В один из тех дней старец, вечно опирающийся на костыль, посетил Тау и прошептал ему на ухо, чтобы тот доверился Женщине.
– Началось великое столкновение за пределами Мировой ткани, святой, и волдыри вот-вот лопнут. Доверься Женщине!
И все-таки то время было тревожным не только для учеников из Лысой Долины, но и для самого Тау, который уже не знал, кому верить и что чувствовать, когда склонялся над водой, чтобы умыть лицо, которого больше не было, ладонями, сложенными чашей, существующей лишь в его воображении, потому что вода на какое-то время повисала в воздухе, а потом просачивалась через новую материю, из которой святой (не) состоял, и по капле возвращалась в источник, словно стремясь домой. Единственным счастьем, какое осталось на долю святого, было чувство, которое он испытывал при взгляде на нового ученика, когда тот постепенно рождался от хриплых песнопений Искателей Ключа. Он обрел руки, ноги, бедра, спину, в которой в больших еще не закрытых дырах свистел ветер, макушку, блестящую и безволосую, – в ней иной раз отражалось пламя свечей, – а также уши и нос, один глаз и лоб. Кажется, он испытывал страдания, потому что иной раз сутулился и издавал жалобные звуки, но потом выпрямлял спину и стоически терпел свое сотворение.
Развоплощение святого почти подошло к концу.

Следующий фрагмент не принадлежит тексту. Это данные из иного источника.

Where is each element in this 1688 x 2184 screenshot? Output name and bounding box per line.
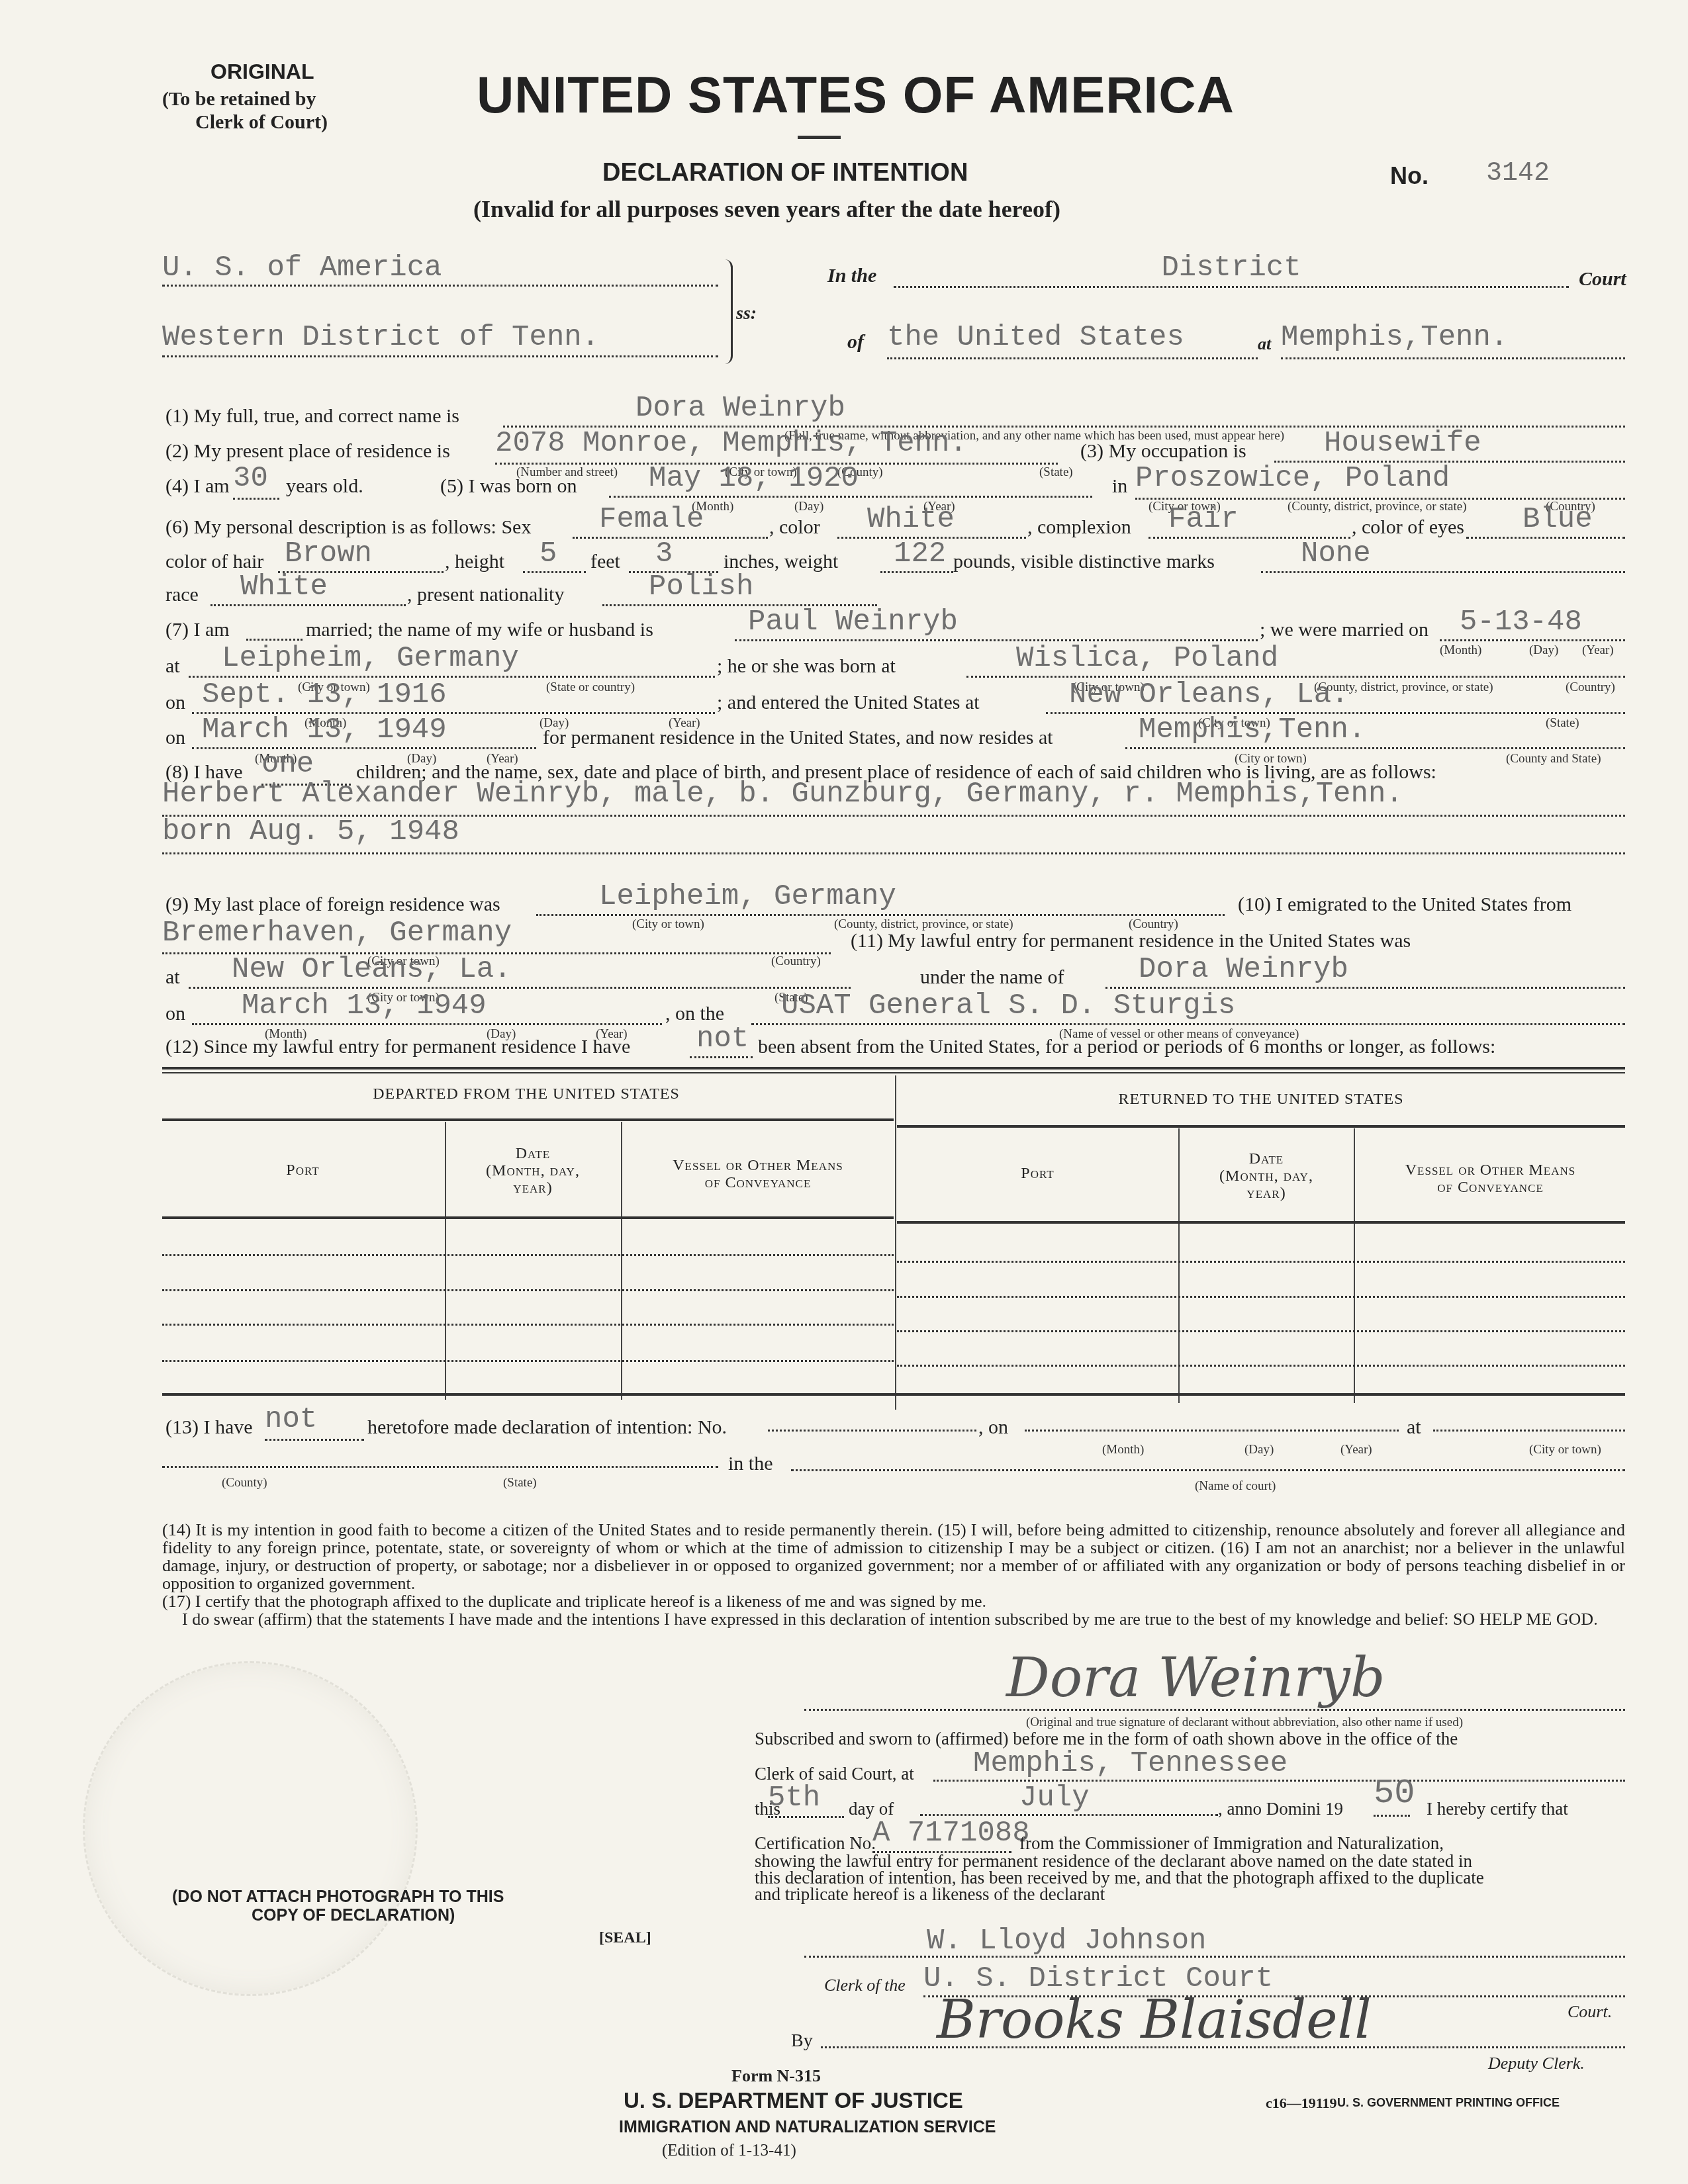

И в последний день ученичества Тау у Искателей Ключа в каменные чертоги пришла весть о том, что войска не’Мира собрались на границе – значит, совсем скоро изольются миры, вскроются плотины, вырвет Тапала, хлынет гной из волдырей. Святой встал, посмотрел вниз и увидел лишь по одному пальцу на каждой стопе и часть лишенного плоти хребта, где не хватало позвонков. Одеяние висело на нем, как на прогнившей деревянной вешалке, готовой вот-вот рассыпаться в труху. У него все болело, хотя практически не осталось того, что могло болеть, – казалось, в пустоте, которая когда-то была святым Тау, вибрировала, как в резонаторном ящике, вся боль храма из Лысой Долины. Он прошел, словно призрак, среди учеников, и те бросили свои дела, чтобы на него поглядеть. Они расступались перед ним, и святой шел по коридорам, не потревоженный прикосновениями, освобожденный телом и духом, изъеденный болью, которая ему не принадлежала; осколок человека. Он вошел в исповедальню и приготовился к последним песнопениям. Ученики тоже приготовились, откашлялись и начали шепотом развоплощать то, что осталось от святого.